Весь город шумный, если присмотреться,
похож на закипающий казан.

И думает в восторге эта Валя,
смывая жир говяжий кипятком:
в казан страны великой накидали
народности сырые, но потом

уменьшились их горечь, гордость, жёсткость,
тепло взаимное и Божие впитав.
Огнём страданий истребилась косность.
Переварился ядовитый нрав.

Приправ чудес и соли христианства
добавлено Господнею рукой,
заселены бескрайние пространства
доваренными горем и войной.

И, бросив тряпку, в маленькой подсобке
Валюша пред Казанской предстоит.
Лютует дождь, поленья тают в топке.
Сознанье удивлённое молчит.

А Матерь Божья, выслушав моленье,
идёт следить, чтоб в казанах скорбей
переварилось наше поколенье
в безпримесных, в безгнилостных людей.

2012-2016, с.
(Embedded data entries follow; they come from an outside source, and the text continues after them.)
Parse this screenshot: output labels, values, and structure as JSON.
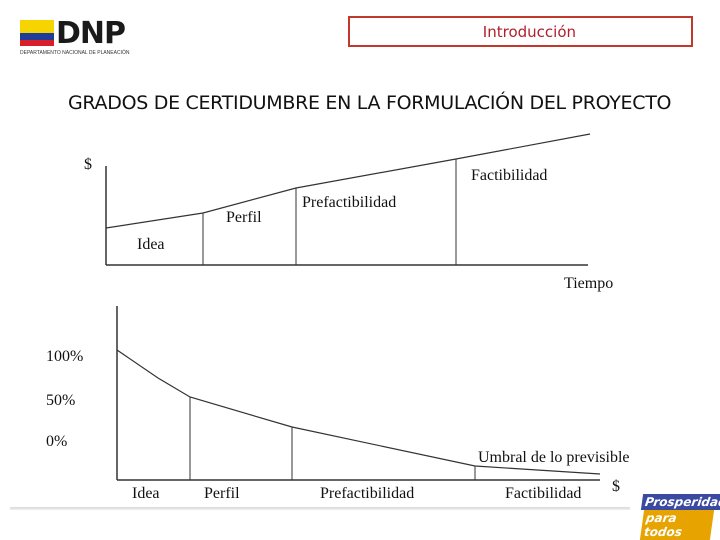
{
  "header": {
    "logo_text": "DNP",
    "logo_subtitle": "DEPARTAMENTO NACIONAL DE PLANEACIÓN",
    "section": "Introducción",
    "flag_colors": [
      "#f5d400",
      "#1f3c99",
      "#d81e2a"
    ],
    "accent": "#c0392b"
  },
  "title": "GRADOS DE CERTIDUMBRE EN LA FORMULACIÓN DEL PROYECTO",
  "top_diagram": {
    "y_label": "$",
    "x_label": "Tiempo",
    "stages": [
      "Idea",
      "Perfil",
      "Prefactibilidad",
      "Factibilidad"
    ]
  },
  "bottom_diagram": {
    "y_ticks": [
      "100%",
      "50%",
      "0%"
    ],
    "curve_label": "Umbral de lo previsible",
    "stages": [
      "Idea",
      "Perfil",
      "Prefactibilidad",
      "Factibilidad"
    ],
    "end_label": "$"
  },
  "footer": {
    "badge_line1": "Prosperidad",
    "badge_line2": "para todos"
  }
}
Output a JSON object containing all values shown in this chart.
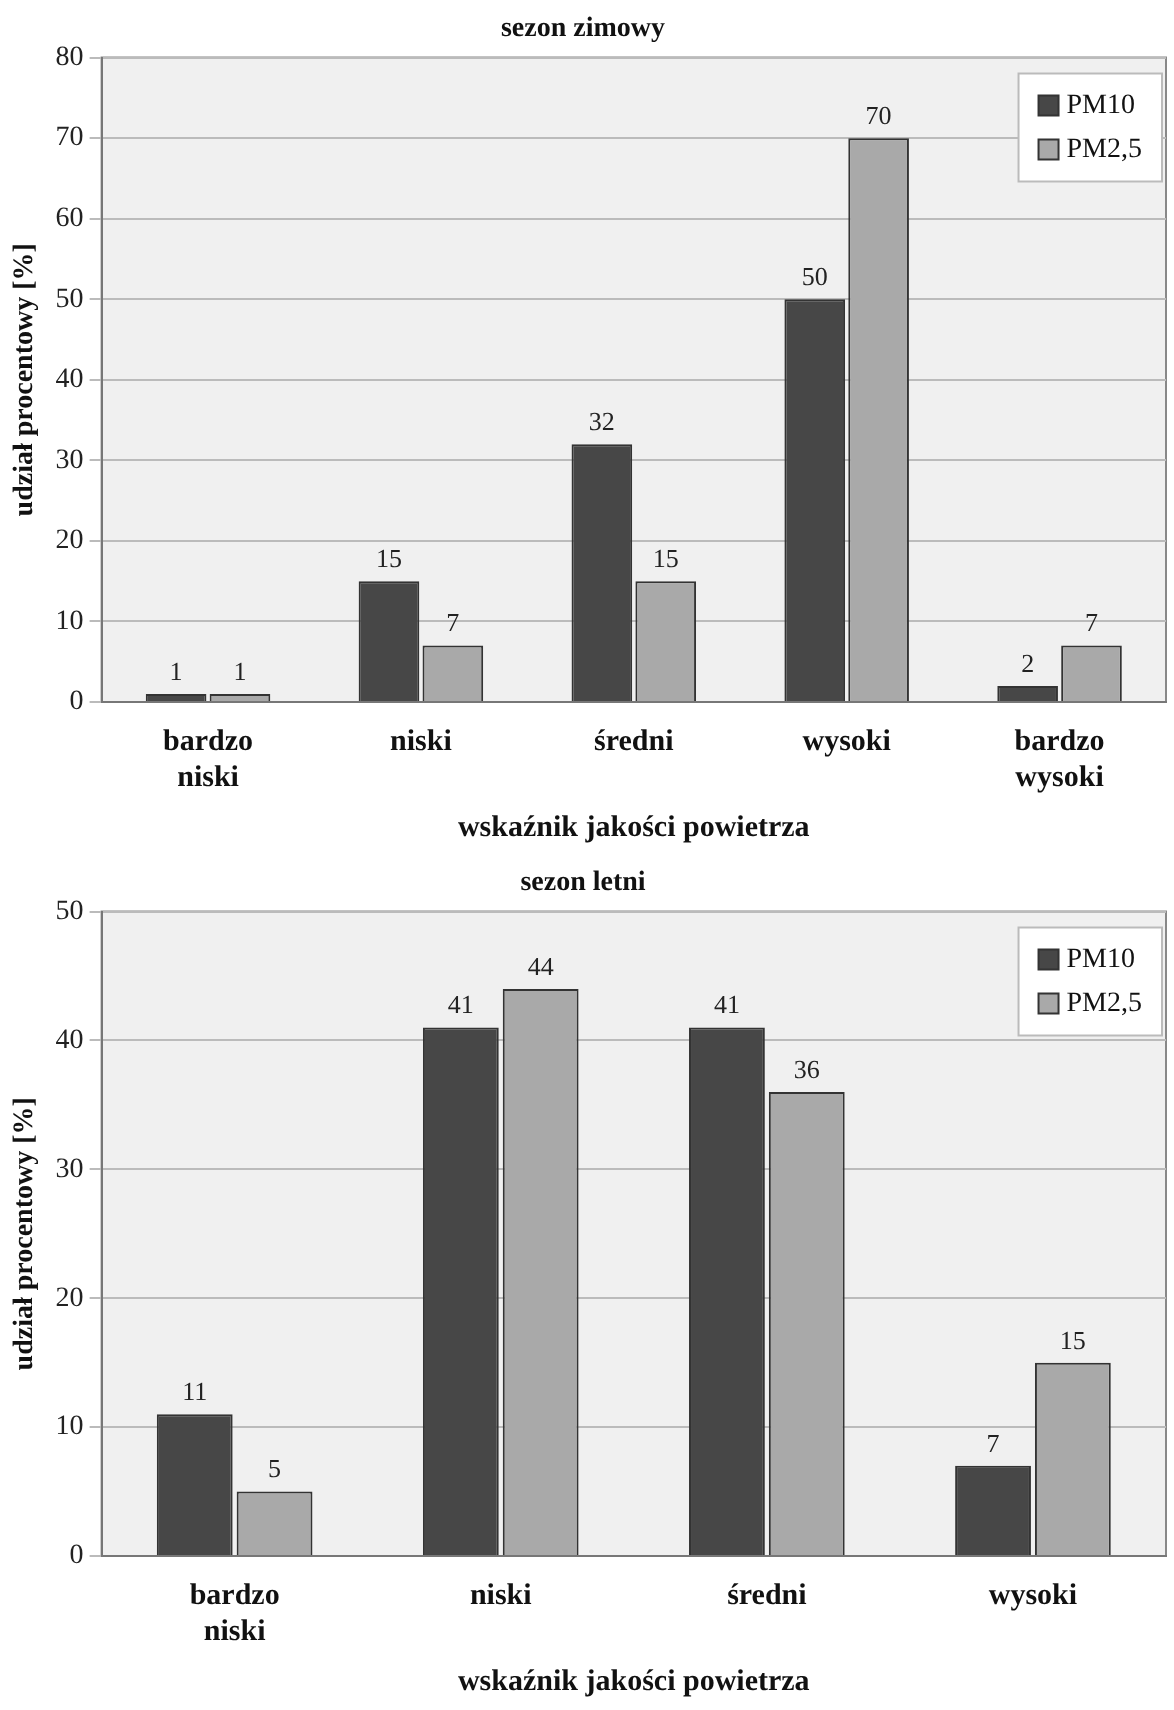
{
  "chart_data": [
    {
      "type": "bar",
      "title": "sezon zimowy",
      "xlabel": "wskaźnik jakości powietrza",
      "ylabel": "udział procentowy [%]",
      "categories": [
        "bardzo niski",
        "niski",
        "średni",
        "wysoki",
        "bardzo wysoki"
      ],
      "series": [
        {
          "name": "PM10",
          "color": "#474747",
          "values": [
            1,
            15,
            32,
            50,
            2
          ]
        },
        {
          "name": "PM2,5",
          "color": "#a9a9a9",
          "values": [
            1,
            7,
            15,
            70,
            7
          ]
        }
      ],
      "ylim": [
        0,
        80
      ],
      "yticks": [
        0,
        10,
        20,
        30,
        40,
        50,
        60,
        70,
        80
      ],
      "grid": "y",
      "legend": "top right",
      "data_labels": true
    },
    {
      "type": "bar",
      "title": "sezon letni",
      "xlabel": "wskaźnik jakości powietrza",
      "ylabel": "udział procentowy [%]",
      "categories": [
        "bardzo niski",
        "niski",
        "średni",
        "wysoki"
      ],
      "series": [
        {
          "name": "PM10",
          "color": "#474747",
          "values": [
            11,
            41,
            41,
            7
          ]
        },
        {
          "name": "PM2,5",
          "color": "#a9a9a9",
          "values": [
            5,
            44,
            36,
            15
          ]
        }
      ],
      "ylim": [
        0,
        50
      ],
      "yticks": [
        0,
        10,
        20,
        30,
        40,
        50
      ],
      "grid": "y",
      "legend": "top right",
      "data_labels": true
    }
  ]
}
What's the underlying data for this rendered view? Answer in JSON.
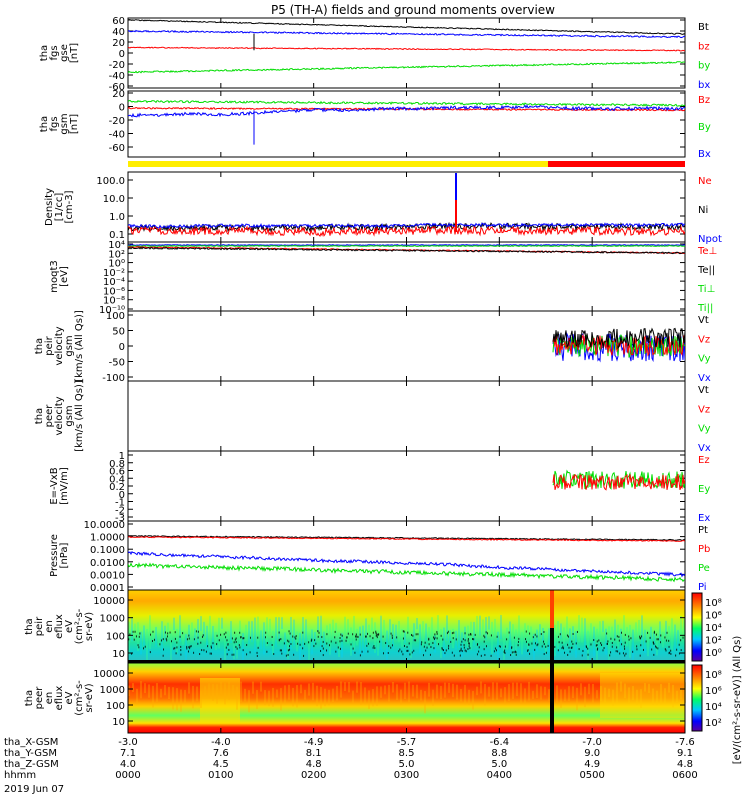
{
  "title": "P5 (TH-A) fields and ground moments overview",
  "colors": {
    "black": "#000000",
    "red": "#ff0000",
    "blue": "#0000ff",
    "green": "#00dd00",
    "yellow": "#ffee00"
  },
  "chart_data": [
    {
      "type": "line",
      "panel": "fgs_gse",
      "ylabel": [
        "tha",
        "fgs",
        "gse",
        "[nT]"
      ],
      "ylim": [
        -60,
        60
      ],
      "yticks": [
        "60",
        "40",
        "20",
        "0",
        "-20",
        "-40",
        "-60"
      ],
      "legend": [
        "Bt",
        "bz",
        "by",
        "bx"
      ],
      "legend_colors": [
        "black",
        "red",
        "green",
        "blue"
      ]
    },
    {
      "type": "line",
      "panel": "fgs_gsm",
      "ylabel": [
        "tha",
        "fgs",
        "gsm",
        "[nT]"
      ],
      "ylim": [
        -70,
        20
      ],
      "yticks": [
        "20",
        "0",
        "-20",
        "-40",
        "-60"
      ],
      "legend": [
        "Bz",
        "By",
        "Bx"
      ],
      "legend_colors": [
        "red",
        "green",
        "blue"
      ]
    },
    {
      "type": "line",
      "panel": "density",
      "ylabel": [
        "Density",
        "[1/cc]",
        "[cm-3]"
      ],
      "yscale": "log",
      "yticks": [
        "100.0",
        "10.0",
        "1.0",
        "0.1"
      ],
      "legend": [
        "Ne",
        "Ni",
        "Npot"
      ],
      "legend_colors": [
        "red",
        "black",
        "blue"
      ]
    },
    {
      "type": "line",
      "panel": "temperature",
      "ylabel": [
        "moqt3",
        "[eV]"
      ],
      "yscale": "log",
      "yticks": [
        "10⁴",
        "10²",
        "10⁰",
        "10⁻²",
        "10⁻⁴",
        "10⁻⁶",
        "10⁻⁸",
        "10⁻¹⁰"
      ],
      "legend": [
        "Te⊥",
        "Te||",
        "Ti⊥",
        "Ti||"
      ],
      "legend_colors": [
        "red",
        "black",
        "green",
        "green"
      ]
    },
    {
      "type": "line",
      "panel": "peir_velocity",
      "ylabel": [
        "tha",
        "peir",
        "velocity",
        "gsm",
        "[km/s (All Qs)]"
      ],
      "ylim": [
        -100,
        100
      ],
      "yticks": [
        "100",
        "50",
        "0",
        "-50",
        "-100"
      ],
      "legend": [
        "Vt",
        "Vz",
        "Vy",
        "Vx"
      ],
      "legend_colors": [
        "black",
        "red",
        "green",
        "blue"
      ]
    },
    {
      "type": "line",
      "panel": "peer_velocity",
      "ylabel": [
        "tha",
        "peer",
        "velocity",
        "gsm",
        "[km/s (All Qs)]"
      ],
      "legend": [
        "Vt",
        "Vz",
        "Vy",
        "Vx"
      ],
      "legend_colors": [
        "black",
        "red",
        "green",
        "blue"
      ]
    },
    {
      "type": "line",
      "panel": "efield",
      "ylabel": [
        "E=-VxB",
        "[mV/m]"
      ],
      "ylim": [
        -3,
        1
      ],
      "yticks": [
        "1",
        "0.8",
        "0.6",
        "0.4",
        "0.2",
        "0",
        "-1",
        "-2",
        "-3"
      ],
      "legend": [
        "Ez",
        "Ey",
        "Ex"
      ],
      "legend_colors": [
        "red",
        "green",
        "blue"
      ]
    },
    {
      "type": "line",
      "panel": "pressure",
      "ylabel": [
        "Pressure",
        "[nPa]"
      ],
      "yscale": "log",
      "yticks": [
        "10.0000",
        "1.0000",
        "0.1000",
        "0.0100",
        "0.0010",
        "0.0001"
      ],
      "legend": [
        "Pt",
        "Pb",
        "Pe",
        "Pi"
      ],
      "legend_colors": [
        "black",
        "red",
        "green",
        "blue"
      ]
    },
    {
      "type": "heatmap",
      "panel": "peir_spectrogram",
      "ylabel": [
        "tha",
        "peir",
        "en",
        "eflux",
        "eV",
        "(cm²-s-",
        "sr-eV)"
      ],
      "yscale": "log",
      "yticks": [
        "10000",
        "1000",
        "100",
        "10"
      ],
      "colorbar_ticks": [
        "10⁸",
        "10⁶",
        "10⁴",
        "10²",
        "10⁰"
      ]
    },
    {
      "type": "heatmap",
      "panel": "peer_spectrogram",
      "ylabel": [
        "tha",
        "peer",
        "en",
        "eflux",
        "eV",
        "(cm²-s-",
        "sr-eV)"
      ],
      "yscale": "log",
      "yticks": [
        "10000",
        "1000",
        "100",
        "10"
      ],
      "colorbar_ticks": [
        "10⁸",
        "10⁶",
        "10⁴",
        "10²"
      ]
    }
  ],
  "colorbar_label": "[eV/(cm²-s-sr-eV)] (All Qs)",
  "x_axis": {
    "row_labels": [
      "tha_X-GSM",
      "tha_Y-GSM",
      "tha_Z-GSM",
      "hhmm",
      "2019 Jun 07"
    ],
    "rows": [
      [
        "-3.0",
        "-4.0",
        "-4.9",
        "-5.7",
        "-6.4",
        "-7.0",
        "-7.6"
      ],
      [
        "7.1",
        "7.6",
        "8.1",
        "8.5",
        "8.8",
        "9.0",
        "9.1"
      ],
      [
        "4.0",
        "4.5",
        "4.8",
        "5.0",
        "5.0",
        "4.9",
        "4.8"
      ],
      [
        "0000",
        "0100",
        "0200",
        "0300",
        "0400",
        "0500",
        "0600"
      ]
    ]
  }
}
Коктал

 

Возьму Казанскую икону,
перед закатом несказанным
перекрещу речушки, склоны,
сады с величьем первозданным.

Благословлю овечек, куриц,
уставших псов, весёлых кошек,
ряды разноплеменных улиц,
отряды неотступных мошек.

Потом, на север обратившись,
иконой осеню Россию,
чтоб спящие непомолившись
во сне прощенья попросили.

А те, кто злы перемолившись,
преодолели эту крайность,
к молитве детской возвратившись,
любви узнали многотайность.

Чтоб страх не победил солдатов,
детишек ложь, богатых праздность,
американство депутатов,
студентов блудности заразность.

Потом перехожу с Казанской
к окну восточному молиться,
чтоб Божий свет в стране китайской
мог безпрепятственно пролиться.

Крещу воздушные пространства,
где полны риска самолёты,
а проходящие мытарства
ждут состраданья хоть кого-то.

Крещу всё то, что под ногами
– корней сплетенья, змей, шахтёров,
страдальцев ада, сходных с нами
обильем вздохов и укоров.

Незримо лечит Богоматерь
все неисправности творенья,
обходит тайно на закате
неисцелённые селенья.

 

НА ДЕНЬ СВЯТОЙ ОЛЬГИ

Любая женщина от Кубы до Китая
была б как Ольга – мудрая, святая!

Ходила б в благородных ризах в храм,
носила б милостыню к нищенским домам.

Любила б всех, Христа несла б всему,
врачуя глупость, прогоняя тьму.

Не все в день Ольги приняли её
в своё жильё или в своё житьё.

Как примут Ольгу Ольги-иудейки?
Как примут Ольгу Ольги-чародейки?

Как примут Ольгу Ольги-мусульманки?
Как примут Ольгу Ольги-протестантки?

Как примут Ольгу Ольги-атеистки?
Как примут Ольгу Ольги-индуистки?

Но всё равно она заходит к ним,
к уставшим соименницам своим.

Равноапостольный коснётся се’рдца взгляд
И две души, вздохнув, заговорят.

Ведь сердце доброе, но сверху на добро
сложили славу, спешку, серебро.

Святая Ольга, где-то там внутри,
найдёт в них христианок до зари.

Подарит щедрой княжеской рукой
молитву, утешение, покой.

Разрушится уныния тюрьма.
Воздвигнутся надежды терема.

Святые здесь, святые не молчат.
По матерински в совесть к нам стучат.